In the current study, there was a substantial number of cases that were excluded (n = 36; 25% of all cases), while the overall compliance was excellent when the subjects were limited to fully evaluable cases. Among the 36 excluded cases, the data were insufficient or only partially evaluable for 25 cases, 8 cases went off protocol, and 3 cases were ineligible. Improvements of evaluability are another challenge for RTQA, not only for trial outcomes, but also for trial cost effectiveness. Although the support of cooperative group trials is costly due to the involvement of various professionals, improvement of evaluability would make up for the cost by decreasing the exclusion loss from the analysis [1].

Frequency of 3-D CT simulation and credentialing

In early clinical trials, data acquisition was non-uniform and inconsistent, and radiation dose calculations varied significantly. Improvements in the QA procedures have increased treatment uniformity of the study, which has helped to validate the study conclusions. Recently, protocols have been developed with increasing complexity. Especially for RT, current studies have introduced CT-based treatment planning, enabling precise target definitions and dose deliveries. The use of advanced treatment modalities in clinical trials requiring volumetric digital data submission is one of the great challenges in RTQA [25].

Previously, the Radiation Therapy Oncology Group (RTOG) 9415, a randomized phase III trial that compared high-dose radiotherapy with standard doses for esophageal cancer, recommended the use of CT simulation, although it was not mandatory. Dose prescription was conventionally specified at an isocenter. As from the next esophageal trial, E0113, a randomized phase II study of two paclitaxel-based chemoradiotherapy regimens, all participating institutions had to utilize 3-D CT planning. Furthermore, RTOG 0436, a phase III trial evaluating the addition of cetuximab to paclitaxel, cisplatin, and radiation for patients with esophageal cancer, required a facility questionnaire for each institution, as well as a dry-run QA test, in order to prove that the institution was eligible to enter patients into the study.

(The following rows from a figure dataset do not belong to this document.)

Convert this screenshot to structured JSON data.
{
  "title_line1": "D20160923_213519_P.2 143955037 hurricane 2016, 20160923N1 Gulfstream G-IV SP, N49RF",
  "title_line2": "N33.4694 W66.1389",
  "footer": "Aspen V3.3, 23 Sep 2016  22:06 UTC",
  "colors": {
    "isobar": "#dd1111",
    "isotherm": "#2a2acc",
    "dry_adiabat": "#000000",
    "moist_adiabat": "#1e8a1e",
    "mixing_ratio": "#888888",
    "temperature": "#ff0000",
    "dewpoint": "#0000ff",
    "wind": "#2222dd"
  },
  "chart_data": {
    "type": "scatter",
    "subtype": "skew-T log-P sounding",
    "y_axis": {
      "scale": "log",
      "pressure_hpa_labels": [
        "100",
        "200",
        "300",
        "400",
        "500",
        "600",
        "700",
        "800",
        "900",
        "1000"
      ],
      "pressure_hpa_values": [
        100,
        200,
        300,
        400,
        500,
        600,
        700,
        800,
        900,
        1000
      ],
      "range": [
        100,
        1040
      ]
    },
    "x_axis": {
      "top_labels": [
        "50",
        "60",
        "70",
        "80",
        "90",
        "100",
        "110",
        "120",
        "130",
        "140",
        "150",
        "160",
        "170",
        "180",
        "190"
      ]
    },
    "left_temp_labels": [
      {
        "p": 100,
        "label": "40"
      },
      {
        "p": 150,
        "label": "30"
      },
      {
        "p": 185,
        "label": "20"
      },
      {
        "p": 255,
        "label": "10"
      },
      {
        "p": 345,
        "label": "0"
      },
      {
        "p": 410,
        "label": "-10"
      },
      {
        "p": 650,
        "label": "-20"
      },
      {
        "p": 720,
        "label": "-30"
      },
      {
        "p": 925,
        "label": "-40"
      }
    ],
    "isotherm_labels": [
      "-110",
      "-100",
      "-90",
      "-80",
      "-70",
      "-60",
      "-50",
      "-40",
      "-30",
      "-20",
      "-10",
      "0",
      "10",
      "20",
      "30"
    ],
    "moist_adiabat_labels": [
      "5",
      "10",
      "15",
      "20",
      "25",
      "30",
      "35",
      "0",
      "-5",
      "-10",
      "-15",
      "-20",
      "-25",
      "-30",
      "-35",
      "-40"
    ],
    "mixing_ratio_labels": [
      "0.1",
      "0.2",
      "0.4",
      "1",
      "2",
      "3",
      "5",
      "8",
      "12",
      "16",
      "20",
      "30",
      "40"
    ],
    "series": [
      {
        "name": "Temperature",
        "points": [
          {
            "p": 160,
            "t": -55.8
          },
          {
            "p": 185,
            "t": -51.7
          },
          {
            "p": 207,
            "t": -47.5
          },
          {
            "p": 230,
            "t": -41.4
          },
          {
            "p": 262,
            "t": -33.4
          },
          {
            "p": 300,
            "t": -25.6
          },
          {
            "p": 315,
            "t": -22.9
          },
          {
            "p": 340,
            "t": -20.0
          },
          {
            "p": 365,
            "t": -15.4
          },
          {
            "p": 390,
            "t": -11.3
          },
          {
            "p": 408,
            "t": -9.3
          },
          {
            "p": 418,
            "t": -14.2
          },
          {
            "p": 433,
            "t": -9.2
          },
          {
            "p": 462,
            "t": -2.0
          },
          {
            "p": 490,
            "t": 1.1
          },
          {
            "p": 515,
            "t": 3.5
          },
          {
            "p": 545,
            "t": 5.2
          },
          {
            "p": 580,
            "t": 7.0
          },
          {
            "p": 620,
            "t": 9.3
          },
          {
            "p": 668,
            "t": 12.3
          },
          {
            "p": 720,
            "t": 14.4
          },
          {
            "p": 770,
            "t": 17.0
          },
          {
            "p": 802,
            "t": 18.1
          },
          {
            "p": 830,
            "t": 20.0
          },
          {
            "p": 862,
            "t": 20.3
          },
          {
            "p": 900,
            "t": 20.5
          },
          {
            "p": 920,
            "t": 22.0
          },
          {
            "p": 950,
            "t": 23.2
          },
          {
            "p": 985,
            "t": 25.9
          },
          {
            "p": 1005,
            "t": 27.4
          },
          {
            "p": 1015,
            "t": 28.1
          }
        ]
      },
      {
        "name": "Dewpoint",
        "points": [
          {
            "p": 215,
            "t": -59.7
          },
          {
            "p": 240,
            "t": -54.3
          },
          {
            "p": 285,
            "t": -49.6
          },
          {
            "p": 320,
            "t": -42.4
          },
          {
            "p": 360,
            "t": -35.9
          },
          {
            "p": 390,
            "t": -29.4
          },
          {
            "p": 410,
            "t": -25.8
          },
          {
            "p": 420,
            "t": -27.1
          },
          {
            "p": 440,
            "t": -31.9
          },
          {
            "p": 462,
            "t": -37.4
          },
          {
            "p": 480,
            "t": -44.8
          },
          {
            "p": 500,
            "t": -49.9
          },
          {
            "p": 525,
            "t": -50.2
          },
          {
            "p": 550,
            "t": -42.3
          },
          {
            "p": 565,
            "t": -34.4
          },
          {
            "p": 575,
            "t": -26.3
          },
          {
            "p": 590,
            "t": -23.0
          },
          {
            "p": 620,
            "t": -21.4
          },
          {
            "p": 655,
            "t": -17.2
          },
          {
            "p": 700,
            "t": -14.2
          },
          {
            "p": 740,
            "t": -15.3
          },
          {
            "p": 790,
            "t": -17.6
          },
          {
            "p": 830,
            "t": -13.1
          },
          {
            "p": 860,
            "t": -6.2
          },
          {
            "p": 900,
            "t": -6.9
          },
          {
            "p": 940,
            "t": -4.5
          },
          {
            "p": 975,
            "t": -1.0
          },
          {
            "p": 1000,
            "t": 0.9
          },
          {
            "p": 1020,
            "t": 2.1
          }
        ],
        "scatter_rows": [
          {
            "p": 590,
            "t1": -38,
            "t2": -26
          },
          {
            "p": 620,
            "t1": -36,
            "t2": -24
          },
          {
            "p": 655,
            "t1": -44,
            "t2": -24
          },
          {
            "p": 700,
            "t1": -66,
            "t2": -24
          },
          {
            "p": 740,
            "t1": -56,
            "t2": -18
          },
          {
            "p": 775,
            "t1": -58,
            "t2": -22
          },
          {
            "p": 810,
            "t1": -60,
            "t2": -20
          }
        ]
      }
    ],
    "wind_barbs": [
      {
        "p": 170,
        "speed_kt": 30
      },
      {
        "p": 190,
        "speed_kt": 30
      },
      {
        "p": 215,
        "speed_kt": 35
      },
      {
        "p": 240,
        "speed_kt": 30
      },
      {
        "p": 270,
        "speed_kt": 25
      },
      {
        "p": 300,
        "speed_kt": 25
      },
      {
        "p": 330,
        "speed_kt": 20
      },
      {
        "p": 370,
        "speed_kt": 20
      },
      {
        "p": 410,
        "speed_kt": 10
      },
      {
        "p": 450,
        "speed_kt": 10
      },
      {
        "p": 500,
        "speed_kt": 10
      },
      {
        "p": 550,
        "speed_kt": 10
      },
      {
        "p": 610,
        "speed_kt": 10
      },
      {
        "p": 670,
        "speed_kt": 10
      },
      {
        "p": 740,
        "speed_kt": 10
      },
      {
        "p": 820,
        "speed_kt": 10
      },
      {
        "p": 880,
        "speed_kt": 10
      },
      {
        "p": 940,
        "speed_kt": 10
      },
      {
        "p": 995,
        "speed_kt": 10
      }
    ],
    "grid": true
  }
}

In the current JCOG 0303 trial, a majority of the participating institutions had introduced 3-D CT simulations; however, in patients with 2-D X-ray simulation, precise 3-D volumetric dose evaluation was not available. Today, CT-based 3-D planning is standard and it will be mandatory in coming JCOG trials. In 2004, the JCOG RT group implemented a pre-trial credentialing program for a phase II trial of stereotactic body RT for early stage non-small cell lung cancer (JCOG 0403). The next trial for intensity-modulated RT for nasopharyngeal cancer will require a dry-run test for all participating centers. As we move to multimodal image-based definitions of target volumes for protocols, timely interactions between study investigators and QA centers through protocol development will become more and more important in future trials.

In conclusion, the results of the RTQA assessment for JCOG 0303 were sufficient to provide scientifically reliable results. Further improvements will be needed for institutions with low accrual rates. A dry-run and credentialing program are being implemented in JCOG trials to further improve RT quality.